First of all, again, The Legion was not intended to be the government of a conquered NCR, but more importantly, have you ever even opened a history book?
The Roman Empire hardly
turned on itself, and under the Empire, Rome enjoyed it's longest period of uninterrupted peace and prosperity, for 200 years. The internal strife of Rome was not primarily military or a matter of violent unrest, and it sure as hell wasn't because of the legions turning on themselves. Rome fell due to a combination of subversive cultural influences (Christianity, primarily, eroding the old order), ethnic migration & change (primarily from the north and from slave liberalization) and violent foreign pressure (partially from the north, but Germanic invaders actually supplanted the ruling class but maintained the Empire; southern and eastern invaders did not, but relentlessly engaged with the Empire).

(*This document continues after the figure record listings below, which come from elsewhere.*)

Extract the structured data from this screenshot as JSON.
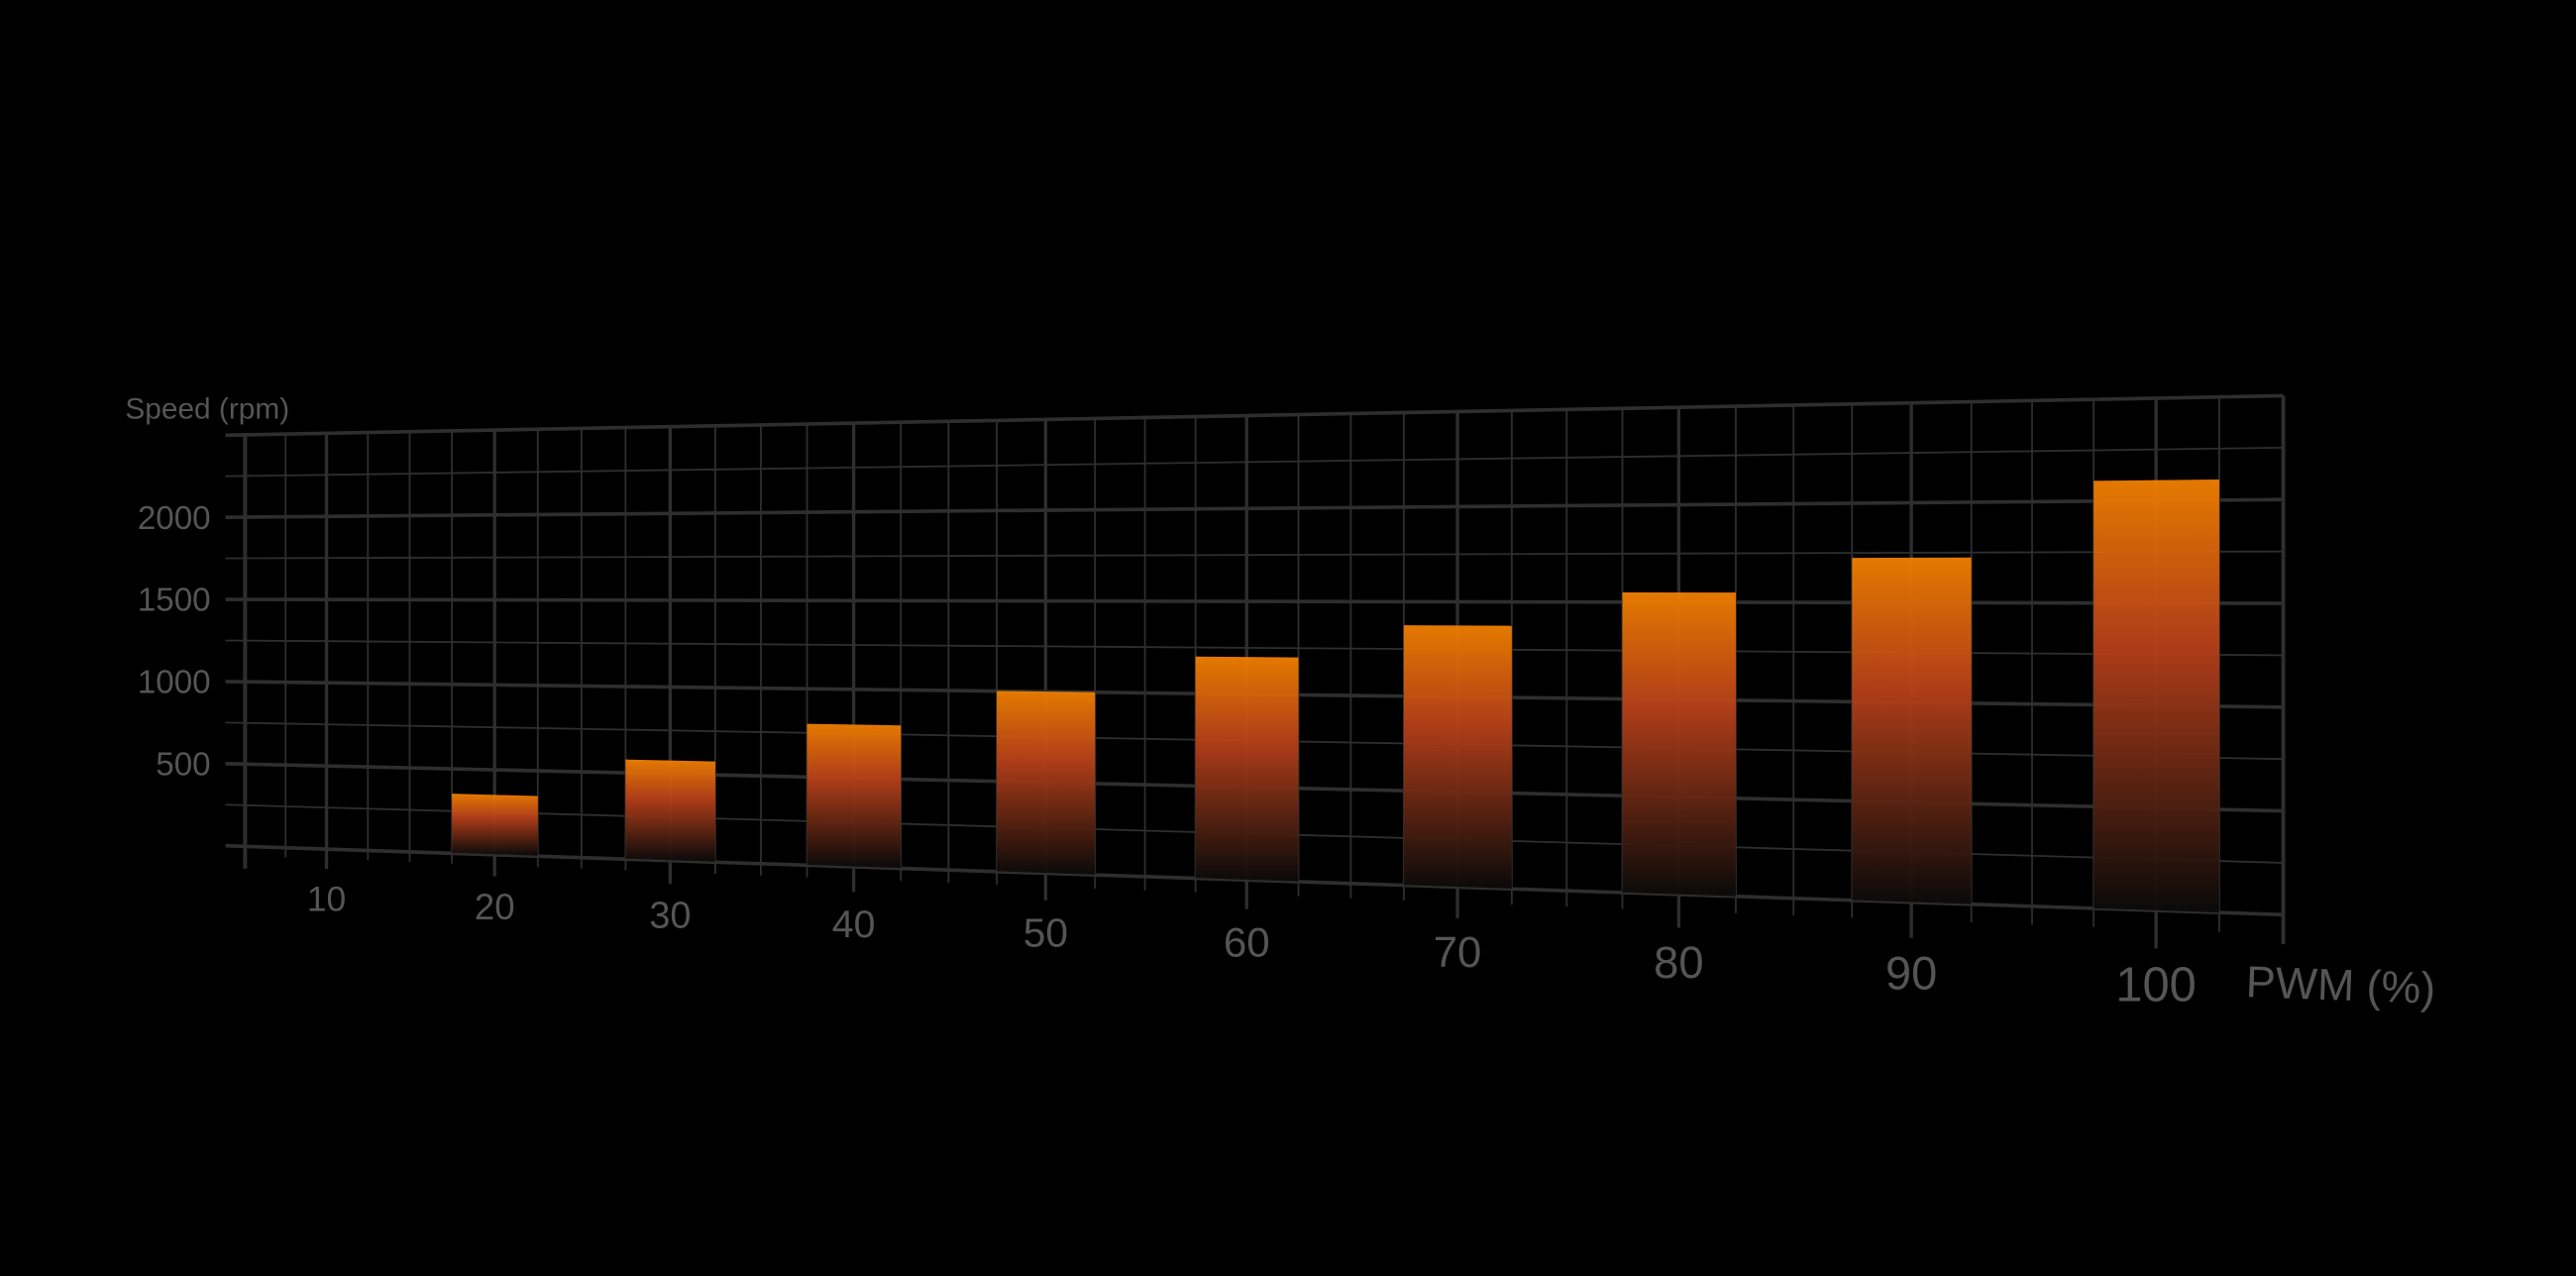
{
  "chart_data": {
    "type": "bar",
    "xlabel": "PWM (%)",
    "ylabel": "Speed (rpm)",
    "categories": [
      10,
      20,
      30,
      40,
      50,
      60,
      70,
      80,
      90,
      100
    ],
    "values": [
      null,
      350,
      575,
      800,
      1000,
      1200,
      1375,
      1550,
      1725,
      2100
    ],
    "x_tick_labels": [
      "10",
      "20",
      "30",
      "40",
      "50",
      "60",
      "70",
      "80",
      "90",
      "100"
    ],
    "y_tick_labels": [
      "500",
      "1000",
      "1500",
      "2000"
    ],
    "y_ticks": [
      500,
      1000,
      1500,
      2000
    ],
    "xlim": [
      5,
      105
    ],
    "ylim": [
      0,
      2500
    ],
    "grid": true,
    "minor_grid_step_x": 2.5,
    "minor_grid_step_y": 250,
    "style": "3D perspective",
    "colors": {
      "background": "#000000",
      "bar_top": "#f08000",
      "bar_mid": "#b8401a",
      "bar_bottom": "#0a0a0a",
      "grid": "#2e2e2e",
      "text": "#555555"
    }
  }
}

If anything, that's the point of this scenario in Fallout; that the NCR represents the corrupt and failing Roman Republic, with it's infinite fronts and it's poor management, trying to relive lost glories, whereas Caesar is the proverbial Caesar that crosses the Rubicon to return to his home, to dispose of the incompetent elite. And despite Caesar explaining this to you in detail, you're sitting here, pretending like the real-life historical Caesar went into Rome and established a complete military dictatorship for 200 years, where his soldiers were free to pillage forever, as if this constituted some perpetual front-line. It's absolutely absurd.